Remarks From The Fray:
The reason I felt betrayed by Adaptation's climax was because, just as Mr. Ebert claims, it was thumbing its nose at the members of the audience who didn't understand how "brave" it was. That's a pretty damning criticism from one of the movie's admirers. It's okay to thumb your nose at the start of such a movie--pre-empt criticism, confound expectation, etc. But by the end you should be making a movie for those in the audience who DO understand how brave you are. The best possible ending for this film would have been a true compromise, an actual adaptation by Kaufman; or, on the other hand, as un-McKee an ending as possible, something that Kaufman truly loved. If he was writing the ending for someone who didn't understand the rest of the movie, then it's understandable that I, who liked the rest of the movie, felt so alienated.

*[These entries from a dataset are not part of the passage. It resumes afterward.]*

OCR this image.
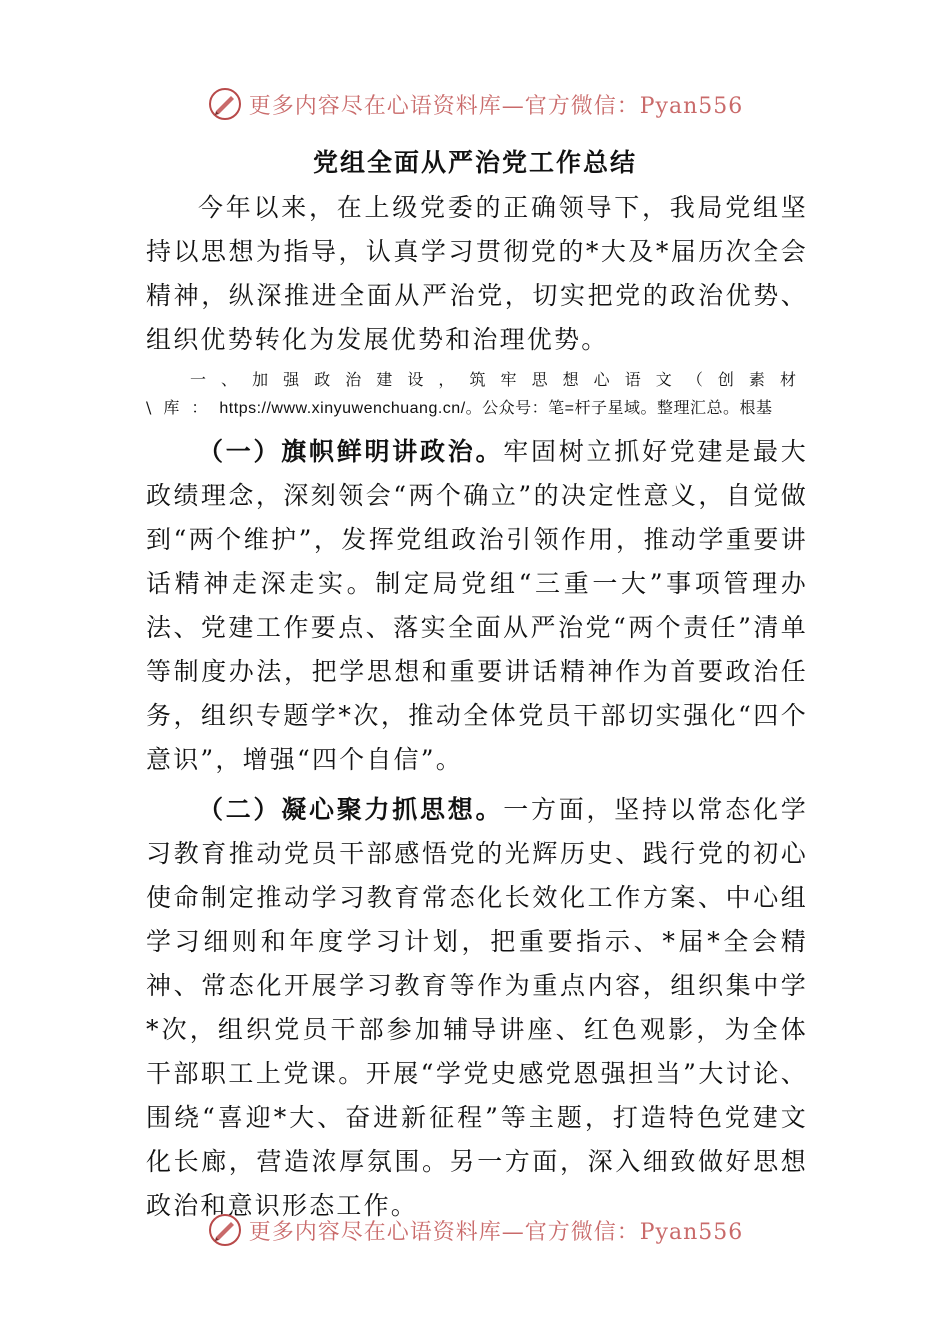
更多内容尽在心语资料库—官方微信：Pyan556
党组全面从严治党工作总结

今年以来，在上级党委的正确领导下，我局党组坚持以思想为指导，认真学习贯彻党的*大及*届历次全会精神，纵深推进全面从严治党，切实把党的政治优势、组织优势转化为发展优势和治理优势。

一、加强政治建设，筑牢思想心语文（创素材\库：https://www.xinyuwenchuang.cn/。公众号：笔=杆子星域。整理汇总。根基

（一）旗帜鲜明讲政治。牢固树立抓好党建是最大政绩理念，深刻领会“两个确立”的决定性意义，自觉做到“两个维护”，发挥党组政治引领作用，推动学重要讲话精神走深走实。制定局党组“三重一大”事项管理办法、党建工作要点、落实全面从严治党“两个责任”清单等制度办法，把学思想和重要讲话精神作为首要政治任务，组织专题学*次，推动全体党员干部切实强化“四个意识”，增强“四个自信”。

（二）凝心聚力抓思想。一方面，坚持以常态化学习教育推动党员干部感悟党的光辉历史、践行党的初心使命制定推动学习教育常态化长效化工作方案、中心组学习细则和年度学习计划，把重要指示、*届*全会精神、常态化开展学习教育等作为重点内容，组织集中学*次，组织党员干部参加辅导讲座、红色观影，为全体干部职工上党课。开展“学党史感党恩强担当”大讨论、围绕“喜迎*大、奋进新征程”等主题，打造特色党建文化长廊，营造浓厚氛围。另一方面，深入细致做好思想政治和意识形态工作。

更多内容尽在心语资料库—官方微信：Pyan556
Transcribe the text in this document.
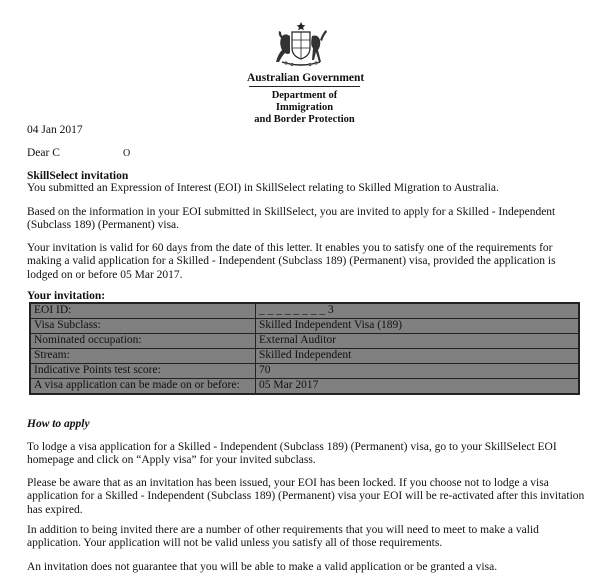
Australian Government
Department of Immigration
and Border Protection
04 Jan 2017
Dear C	O
SkillSelect invitation

You submitted an Expression of Interest (EOI) in SkillSelect relating to Skilled Migration to Australia.

Based on the information in your EOI submitted in SkillSelect, you are invited to apply for a Skilled - Independent (Subclass 189) (Permanent) visa.

Your invitation is valid for 60 days from the date of this letter. It enables you to satisfy one of the requirements for making a valid application for a Skilled - Independent (Subclass 189) (Permanent) visa, provided the application is lodged on or before 05 Mar 2017.

Your invitation:
How to apply

To lodge a visa application for a Skilled - Independent (Subclass 189) (Permanent) visa, go to your SkillSelect EOI homepage and click on “Apply visa” for your invited subclass.

Please be aware that as an invitation has been issued, your EOI has been locked. If you choose not to lodge a visa application for a Skilled - Independent (Subclass 189) (Permanent) visa your EOI will be re-activated after this invitation has expired.

In addition to being invited there are a number of other requirements that you will need to meet to make a valid application. Your application will not be valid unless you satisfy all of those requirements.

An invitation does not guarantee that you will be able to make a valid application or be granted a visa.

EOI ID:	_ _ _ _ _ _ _ _ 3
Visa Subclass:	Skilled Independent Visa (189)
Nominated occupation:	External Auditor
Stream:	Skilled Independent
Indicative Points test score:	70
A visa application can be made on or before:	05 Mar 2017
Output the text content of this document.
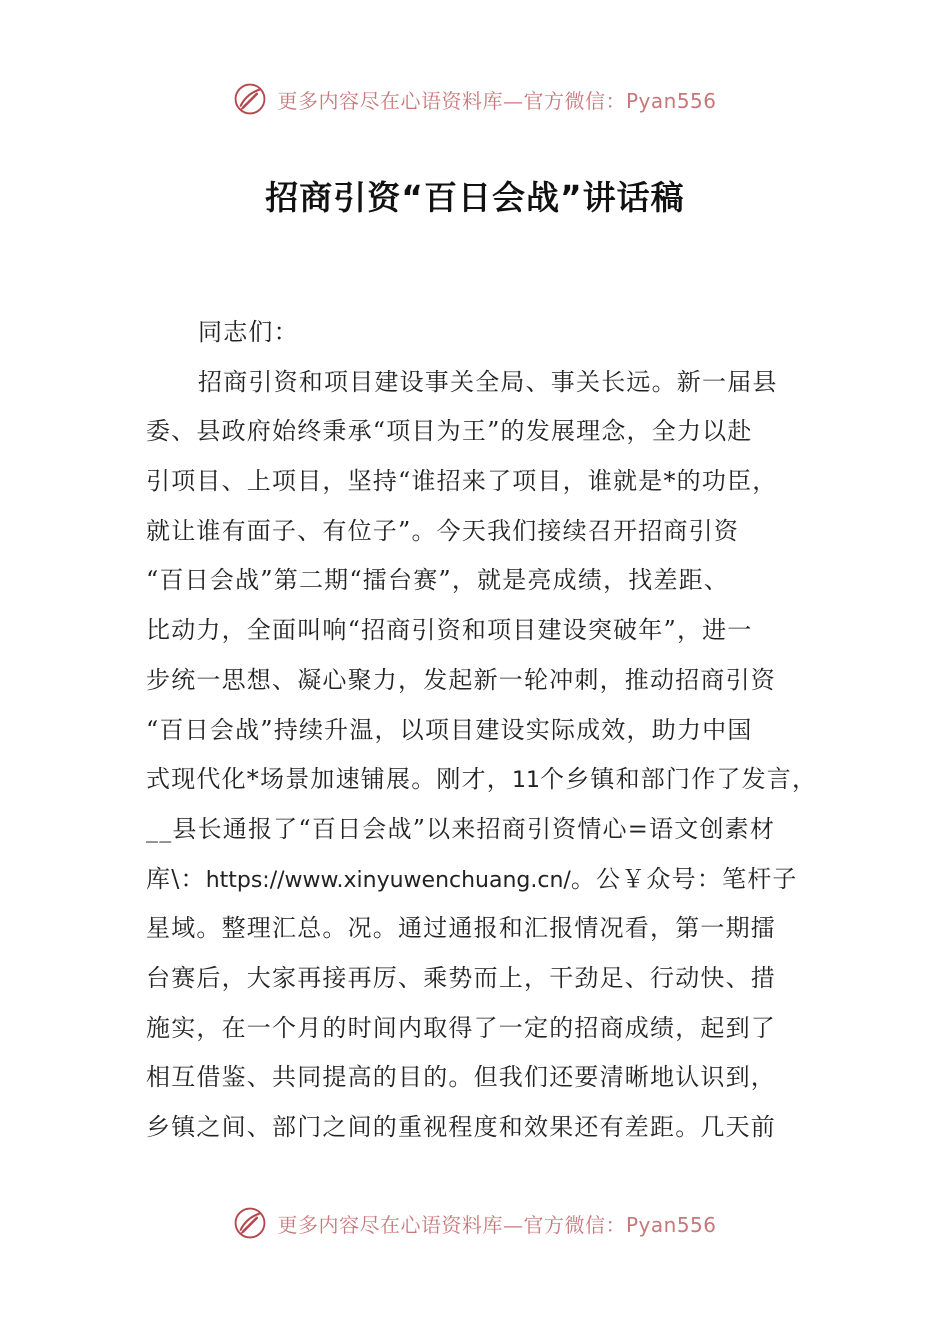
更多内容尽在心语资料库—官方微信：Pyan556
招商引资“百日会战”讲话稿
同志们：
招商引资和项目建设事关全局、事关长远。新一届县
委、县政府始终秉承“项目为王”的发展理念，全力以赴
引项目、上项目，坚持“谁招来了项目，谁就是*的功臣，
就让谁有面子、有位子”。今天我们接续召开招商引资
“百日会战”第二期“擂台赛”，就是亮成绩，找差距、
比动力，全面叫响“招商引资和项目建设突破年”，进一
步统一思想、凝心聚力，发起新一轮冲刺，推动招商引资
“百日会战”持续升温，以项目建设实际成效，助力中国
式现代化*场景加速铺展。刚才，11个乡镇和部门作了发言，
__县长通报了“百日会战”以来招商引资情心=语文创素材
库\：https://www.xinyuwenchuang.cn/。公￥众号：笔杆子
星域。整理汇总。况。通过通报和汇报情况看，第一期擂
台赛后，大家再接再厉、乘势而上，干劲足、行动快、措
施实，在一个月的时间内取得了一定的招商成绩，起到了
相互借鉴、共同提高的目的。但我们还要清晰地认识到，
乡镇之间、部门之间的重视程度和效果还有差距。几天前
更多内容尽在心语资料库—官方微信：Pyan556
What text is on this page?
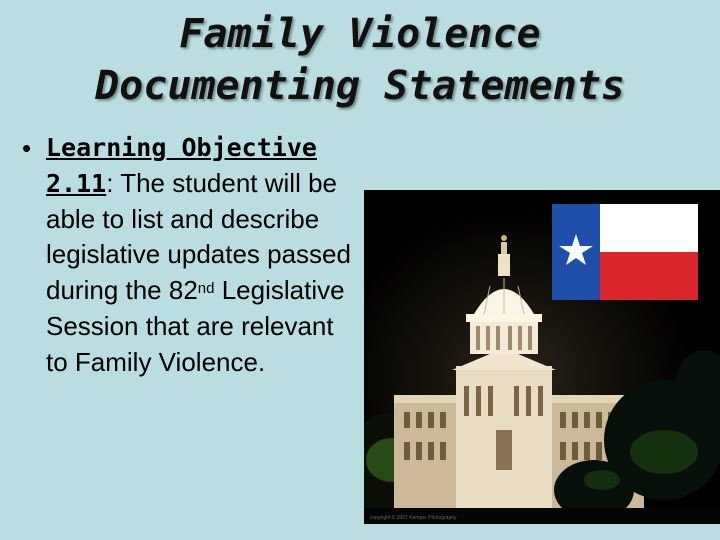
Family Violence
Documenting Statements
• Learning Objective 2.11: The student will be able to list and describe legislative updates passed during the 82nd Legislative Session that are relevant to Family Violence.
copyright © 2007 Kemper Photography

Worth it, however, for that gorgeous final time-lapse shot. Most elegant time-lapse photography since Boys Don't Cry.
-- simparker
(To reply, click here.)
"Can you imagine the outcry if Igby had been a teenage girl and her lover the 40-year-old best friend of her father?"
That sounds a lot like David Leland's "Wish You Were Here".
-- pnuge
(To reply, click here.)
Mr. Edelstein says that a man making the same choice as the woman in The Hours would be looked upon as a monstrous coward. It really wasn't too many years ago that Kevin Spacey won an Oscar for playing a man who made just that same choice. His character is seen as liberated for choosing to get high and lust after a rose-covered teen. Mentally, at least, he left his wife and children to live for the first time until he, ironically wasn't alive anymore.
-- DeaH
(To reply, click here.)
The quote about Hawks being enjoyable was in the Sunday NY TIMES Book Review section in a review on Elmore Leonard. [It is; here. The review is by Salon's Charles Taylor and he is citing Robin Wood.—Fray Ed.]